Elijah performed or witnessed many other miracles during his lifetime.
- He turned a handful of meal and a little oil into a never ending food supply for a starving widow and her son.
- He raised a boy from the dead.
- An angel provided him with fire, bread and water when he was forced to hide in the desert.
- He talked directly with God on Mt. Sinai just like Moses.
- He accurately predicted the disastrous fates all of King Ahab’s family.
- He mentored Elisha, who followed him and performed many more miracles.
It seems like John the Baptist and Elijah had a few things in common:
- They dressed the same.
- They called for the people to turn away from sins and false gods and faithfully obey God.
- They confronted the Kings of their day about their sins.
On the other hand, John didn’t perform any miracles and he certainly wasn’t whisked away to heaven in a whirlwind.
So, back to the scripture, Jesus says, “Until the time of John all the prophets and the Law of Moses spoke about the Kingdom; and if you are willing to believe their message, John is Elijah, whose coming was predicted.”
To me he is not making a definitive statement that John is Elijah.

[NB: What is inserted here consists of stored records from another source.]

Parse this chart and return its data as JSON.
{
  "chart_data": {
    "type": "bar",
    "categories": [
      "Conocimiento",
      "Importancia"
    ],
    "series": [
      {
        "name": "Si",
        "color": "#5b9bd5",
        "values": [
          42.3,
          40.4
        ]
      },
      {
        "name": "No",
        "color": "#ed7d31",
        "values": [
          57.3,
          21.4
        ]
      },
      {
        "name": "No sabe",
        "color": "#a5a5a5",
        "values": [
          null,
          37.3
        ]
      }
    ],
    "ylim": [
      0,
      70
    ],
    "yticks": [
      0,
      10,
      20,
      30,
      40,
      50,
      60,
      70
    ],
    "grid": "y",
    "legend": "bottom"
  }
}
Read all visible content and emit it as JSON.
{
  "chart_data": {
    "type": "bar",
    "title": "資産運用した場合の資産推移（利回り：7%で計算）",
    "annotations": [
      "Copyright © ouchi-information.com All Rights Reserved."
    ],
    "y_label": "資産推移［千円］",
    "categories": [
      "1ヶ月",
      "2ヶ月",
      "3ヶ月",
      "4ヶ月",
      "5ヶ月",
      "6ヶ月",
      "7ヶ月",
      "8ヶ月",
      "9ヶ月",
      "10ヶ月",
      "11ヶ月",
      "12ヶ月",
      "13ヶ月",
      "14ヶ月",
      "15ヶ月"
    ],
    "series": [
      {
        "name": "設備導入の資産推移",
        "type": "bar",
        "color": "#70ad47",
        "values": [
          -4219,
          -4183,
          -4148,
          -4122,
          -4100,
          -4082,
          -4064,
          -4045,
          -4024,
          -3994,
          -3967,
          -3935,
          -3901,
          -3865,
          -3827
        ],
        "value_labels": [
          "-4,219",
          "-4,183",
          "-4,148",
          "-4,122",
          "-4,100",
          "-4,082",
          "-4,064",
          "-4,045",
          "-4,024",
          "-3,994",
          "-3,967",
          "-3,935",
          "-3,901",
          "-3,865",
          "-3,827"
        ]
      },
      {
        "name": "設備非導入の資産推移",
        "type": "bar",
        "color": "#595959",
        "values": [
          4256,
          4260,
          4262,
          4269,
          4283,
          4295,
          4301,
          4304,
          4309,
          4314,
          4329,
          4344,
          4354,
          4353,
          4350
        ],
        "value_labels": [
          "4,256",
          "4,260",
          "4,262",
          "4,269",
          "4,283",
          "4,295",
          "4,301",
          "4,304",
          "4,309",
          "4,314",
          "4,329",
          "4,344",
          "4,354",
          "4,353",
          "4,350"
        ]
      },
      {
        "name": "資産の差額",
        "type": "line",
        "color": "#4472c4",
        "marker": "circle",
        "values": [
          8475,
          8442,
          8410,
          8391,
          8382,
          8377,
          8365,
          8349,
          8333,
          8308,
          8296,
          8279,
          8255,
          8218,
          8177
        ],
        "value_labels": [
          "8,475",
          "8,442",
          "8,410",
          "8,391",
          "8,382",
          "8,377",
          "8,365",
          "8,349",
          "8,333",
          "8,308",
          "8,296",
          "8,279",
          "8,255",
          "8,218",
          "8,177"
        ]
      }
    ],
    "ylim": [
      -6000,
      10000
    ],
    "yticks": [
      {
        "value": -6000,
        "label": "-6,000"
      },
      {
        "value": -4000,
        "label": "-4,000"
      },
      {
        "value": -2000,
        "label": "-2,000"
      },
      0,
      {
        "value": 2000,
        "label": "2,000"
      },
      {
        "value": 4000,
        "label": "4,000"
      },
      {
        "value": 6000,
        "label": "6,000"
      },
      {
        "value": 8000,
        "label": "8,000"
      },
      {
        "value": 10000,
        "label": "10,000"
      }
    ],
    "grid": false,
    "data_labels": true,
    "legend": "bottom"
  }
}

I think this is a challenge to the crowd. Jesus invites people to be obedient to God’s law and the teachings of the prophets. If they choose to do this on the basis of John’s ministry, then John is Elijah to them. If they choose to be disobedient to the law and teachings, then John is not Elijah to them. That’s the way I read it.
Interestingly enough, this is one of several passages that highlight the Jewish belief in reincarnation. Jews of Jesus’ time believed in the possibility of both the resurrection of the body and reincarnation into another body after death. They are still waiting for a reincarnation of Elijah that will be a sign of that judgment day that is still apparently yet to come.

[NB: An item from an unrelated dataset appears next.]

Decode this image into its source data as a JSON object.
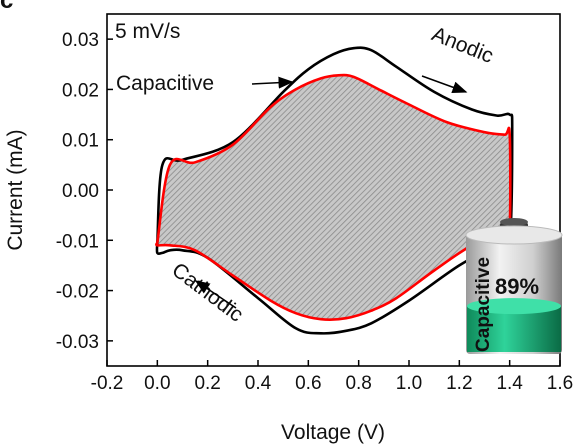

If anybody deserves to get a second go at things it would be Elijah. He had a pretty rough time the first time around, but God was with him all the way. He’s one of those heroes of the faith that I’d really like to meet. And it would be totally cool to go back in time and see that fire from heaven zap that altar or witness that heavenly whirlwind that took Elijah away. Awesome. Don’t let anyone tell you that nothing exciting happens in the Old Testament. They must not know about Elijah.
What does this scripture say to you?